In the first one hundred years of our existence as a nation–1776 to 1876–our young, fledgling experiment was involved in nineteen years of war. In other words, 19% of the time we were sending young men off to die in some sort of escapade “for freedom.”
In the next one hundred years–from 1876 to 1976–we were involved in seventeen years of war. 17%. A drop.
From 1976 to 2001, a span of twenty-five years, we took three of those to be involved in war, placing us in a descending 12%.
But from 2001 to present–thirteen years–we have been involved in eleven years of war. An astounding 86% spike.
This increase in blood, guts, aggression and interference has caused us to develop several national policies, quietly, to sustain this burdensome effort. Among them is the popular notion that the military is honorable and should be given special consideration, and the hypocritical populie of “we support the troops.”
Entertainment loves it because even though they tout themselves to be liberals who want to preserve the turtle doves in some park, they have never met a movie that does not require a gun.
Religion favors this populie because it gives us something to pray for, allowing us to feel we’re transforming the world one bullet at a time.
And of course, politicians not only rattle their sabers, but occasionally brandish them to warn infidels and heathen of the power of our nation, while stirring the blood of the voters in their favor.

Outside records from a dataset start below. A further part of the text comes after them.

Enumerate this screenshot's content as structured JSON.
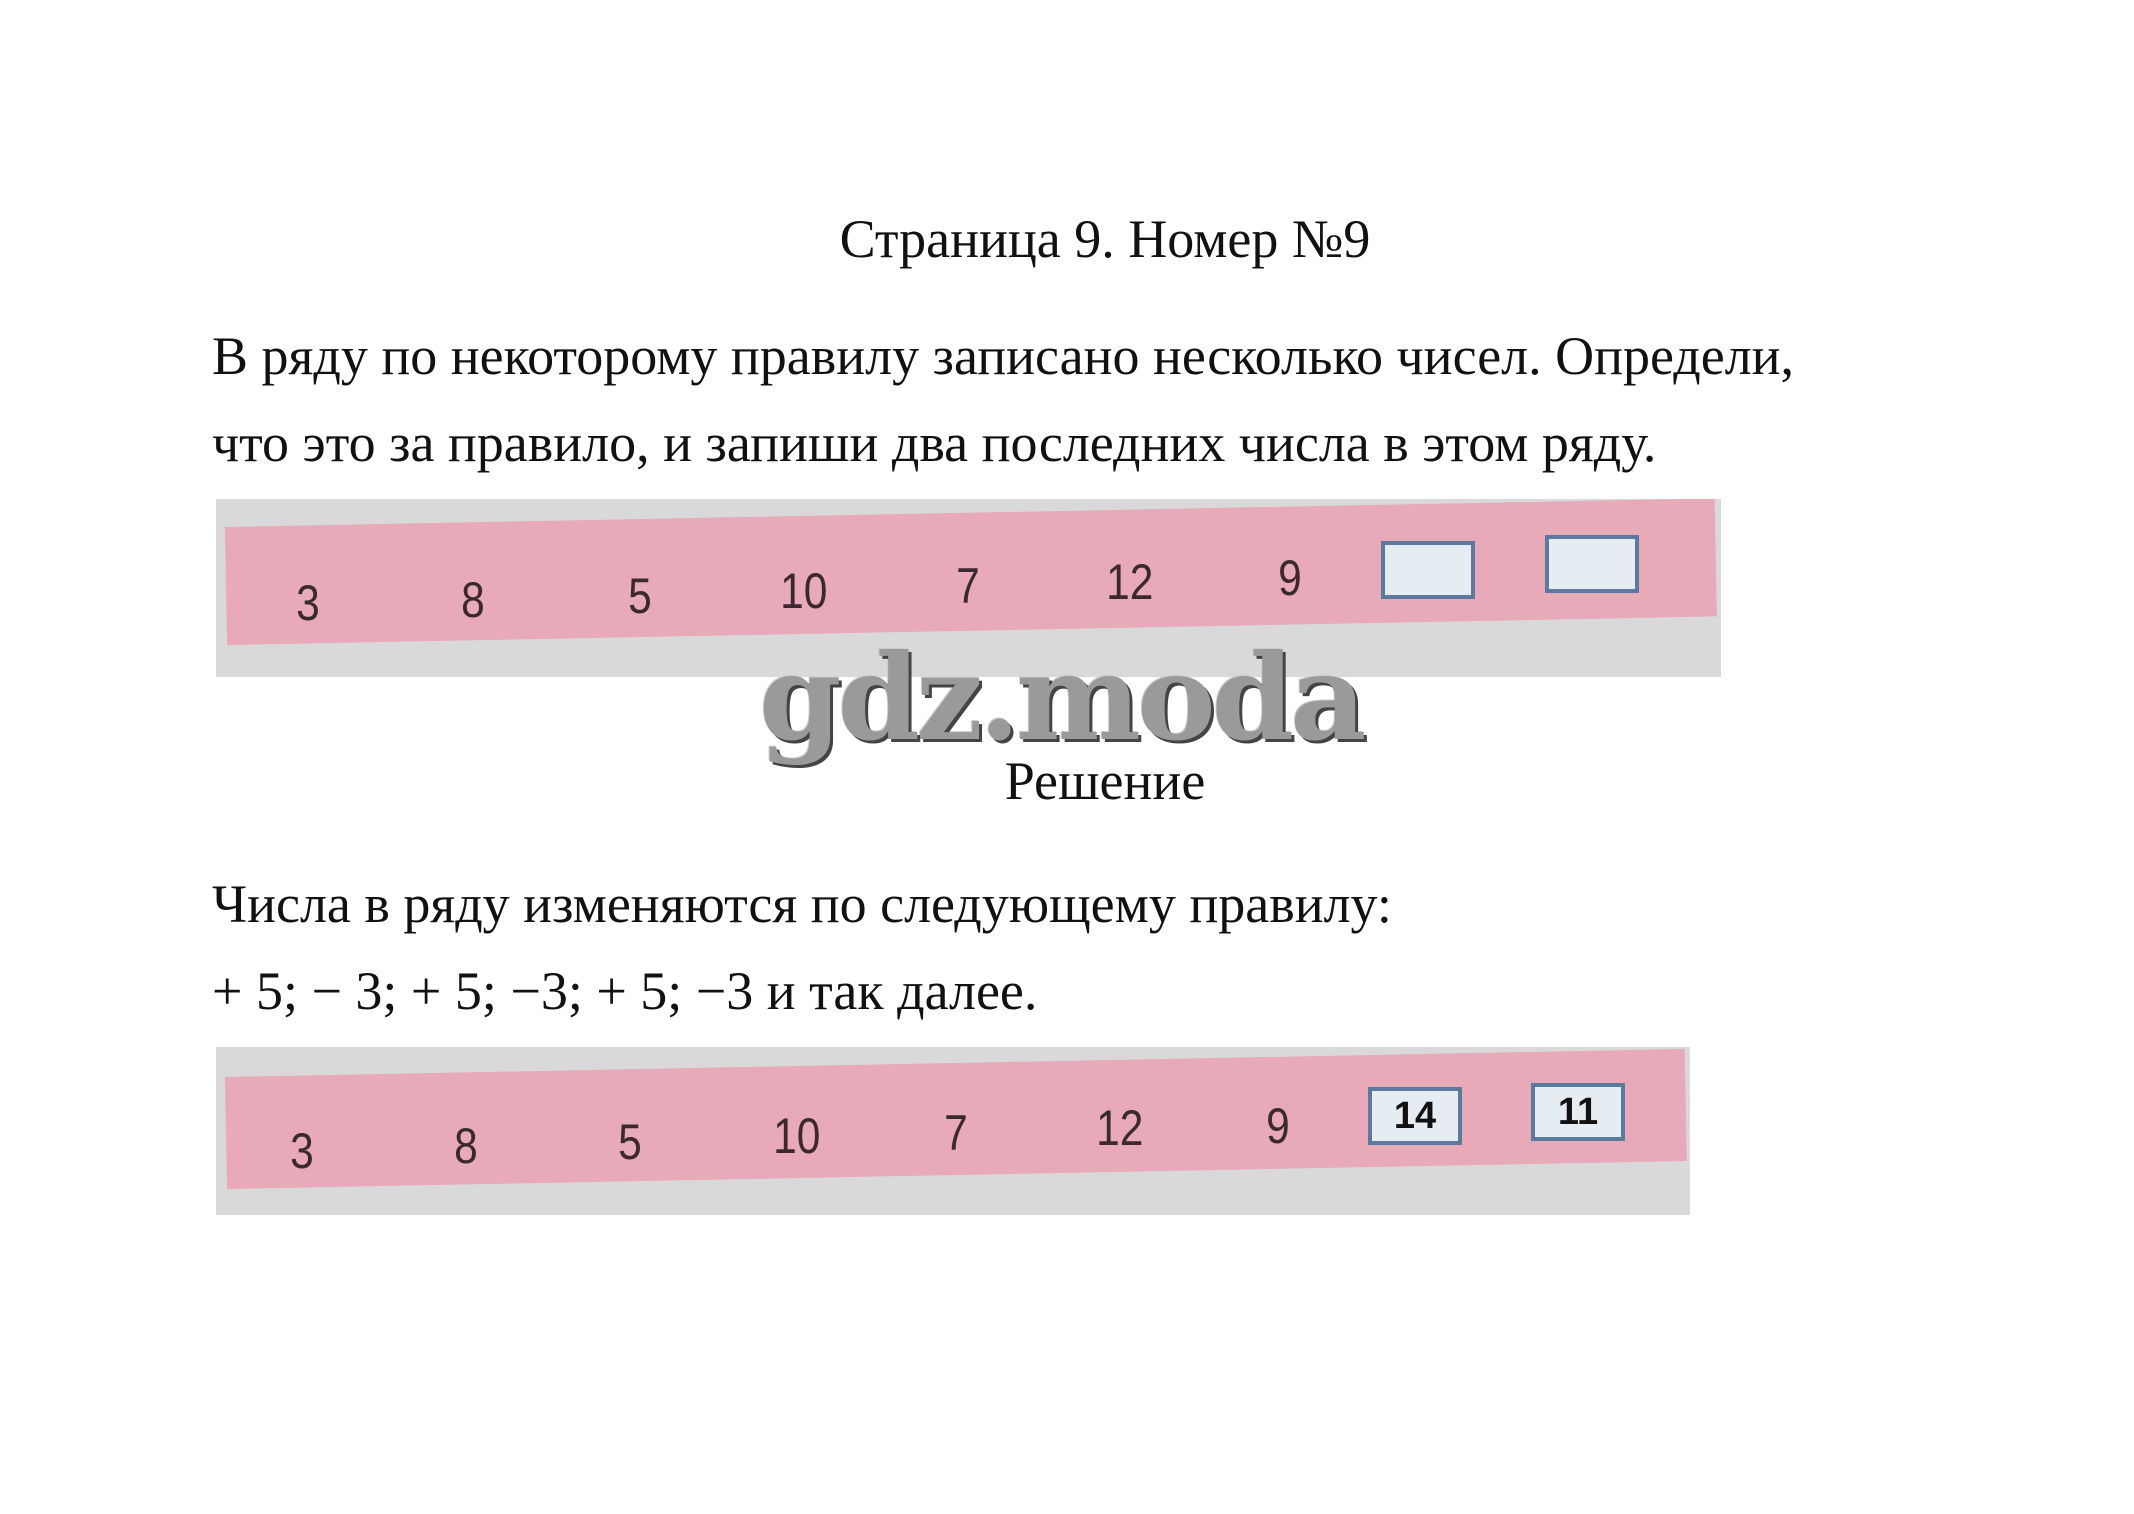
{
  "title": "Страница 9. Номер №9",
  "task": {
    "line1": "В ряду по некоторому правилу записано несколько чисел. Определи,",
    "line2": "что это за правило, и запиши два последних числа в этом ряду."
  },
  "task_strip": {
    "numbers": [
      "3",
      "8",
      "5",
      "10",
      "7",
      "12",
      "9"
    ],
    "boxes": [
      "",
      ""
    ]
  },
  "watermark": "gdz.moda",
  "solution_heading": "Решение",
  "solution": {
    "line1": "Числа в ряду изменяются по следующему правилу:",
    "line2": "+ 5; − 3; + 5; −3; + 5; −3 и так далее."
  },
  "answer_strip": {
    "numbers": [
      "3",
      "8",
      "5",
      "10",
      "7",
      "12",
      "9"
    ],
    "boxes": [
      "14",
      "11"
    ]
  },
  "colors": {
    "band": "#e8a9b8",
    "box_border": "#5a7aa0"
  }
}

Do you really want to support the troops? Then get real instead of putting on a phony patriotism and a theatrical appreciation for our men and women who serve. Here’s how you can support the troops:
1. Stop starting wars that have nothing to do with us.
If we really believe we’re a Christian nation, we should only attack if we’re attacked. Period. I will guarantee you that soldiers would be satisfied to be “at readiness” instead of in peril.
2. If you find yourself in the position of starting a war which is considered to be necessary, then institute the draft.
Don’t go to your volunteer army or your reserves and ask them to take on innumerable tours of duty because you don’t want to bother the elite young people of our country. I will tell you, if George W. Bush had instituted the draft in 2003, the Iraq War would not have lasted more than four years, and if it had, there would have been protesters in the street, just as there were in 1970 regarding Vietnam.
3. Take care of the obvious needs of our veterans, granting them the dignity of acclimating back into society without being impoverished second-class citizens.
Don’t tell me you support the troops and then fail to notice that we are not taking care of their medical needs or helping them get off the street–homeless ex-soldiers.
I do not like a charade. Since we have come across the same situation we had in the Civil War, in which our weaponry has outgrown our medical ability to take care of the human body, we might want to slow up the carnage so we don’t have so many combatants trying to move around without limbs and hampered by severe brain injuries.
The United States has decided it’s the Roman Empire, and just as the Romans did, we are beginning to over-extend ourselves under the guise of being the “muscle men of the world”–to eventually be taken down by our version of Vandals from Germany, whom I am sure the Romans also considered to be terrorists.
I support the troops with all my heart–so much so that I work for peace, I challenge avarice and I question my government when it tries to excite the populace by waving the flag over the next conflict.